Siem Reap is a busy town, packed to bursting with tourists and catering to them with night clubs and western stores. There are some beautiful hotels here and the prices are surprisingly good! I was unable to make the trip to any of the temples that make this area so famous, other than a brief visit to Angkor Wat. Those in my group that saw them, though, were impressed with the Buddha faces carved into the towers of Bayon and the roots of the massive trees overtaking the ruins of Ta Prohm, made famous by the Lara Croft movie. Many of the ruins were used as strongholds by the Khmer Rouge and it’s heartbreaking to see the shell damage and bullet holes in these important historical sites. But the Cambodian people are working incredibly hard at restoration and have successfully rebuilt huge sections of the temples destroyed during the violence of the past few decades.

Clinging to the banks of the Mekong River, a kilometer inland from the Gulf of Thailand is the small market town of Kampot. From here we took a day trip through the countryside and were led through rice fields only recently cleared of landmines by the UN, to climb up stairs cut into a cliff face. Here we ventured into a steamy cave, greeted by many bats, to discover what is thought to be the oldest temple in Asia, dating back to the 6th Century.

In the evening we boarded a small, traditional Khmer boat and took a sleepy cruise along the Mekong out into the open sea. We stood on a sand bank and watched possibly the most spectacular sunset I’ve ever seen, the craggy coastal mountains behind us. As the sun dipped below the horizon we headed back to town past the stilted houses of the villages along the river, passing huge numbers of fishing vessels as the locals were just starting their work day.

A busy 2 weeks ended perfectly on the south coast in the resort town of Sihanoukville. This is becoming quite commercialized but I loved it. Large high end hotels are springing up right along the coast and it is hoping to eventually be billed as the “new Phuket”. Taking a lesson from the mistakes of that Thai resort, though, they are making all efforts to make locals and visitors alike aware of the signs of child exploitation and hope to change the perception of Asian tourist towns.

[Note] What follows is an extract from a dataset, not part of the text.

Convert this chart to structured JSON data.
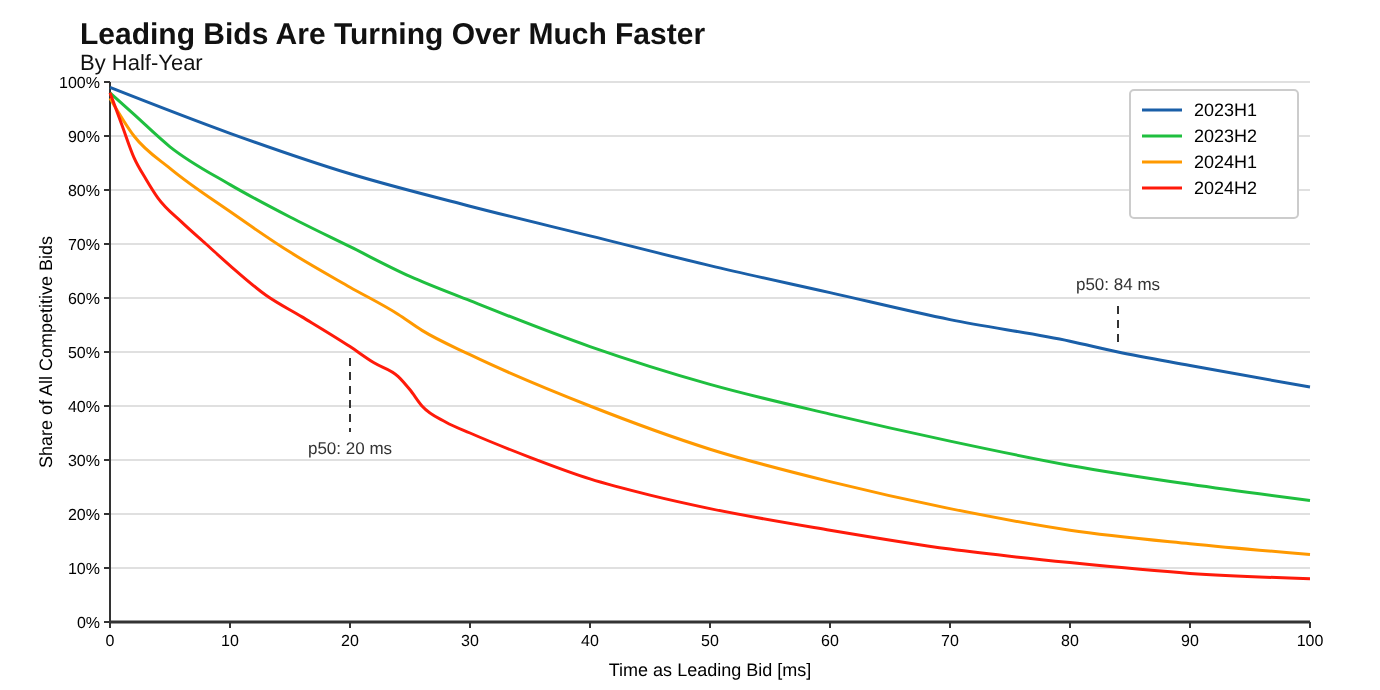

A few days of wandering through the markets here and sipping cocktails watching the sun set over the Gulf of Thailand allowed us to take stock of all the sights and sounds we’d experienced since our arrival. From the busy nightlife and temples of Siem Reap in the north to the white sand beaches and turquoise ocean of Sihanoukville in the south, the temples and palaces of Phnom Penh to the traditional industry of Battambang, Cambodia left me wanting more. These places, these people, have found a very special place in my heart and my return is guaranteed.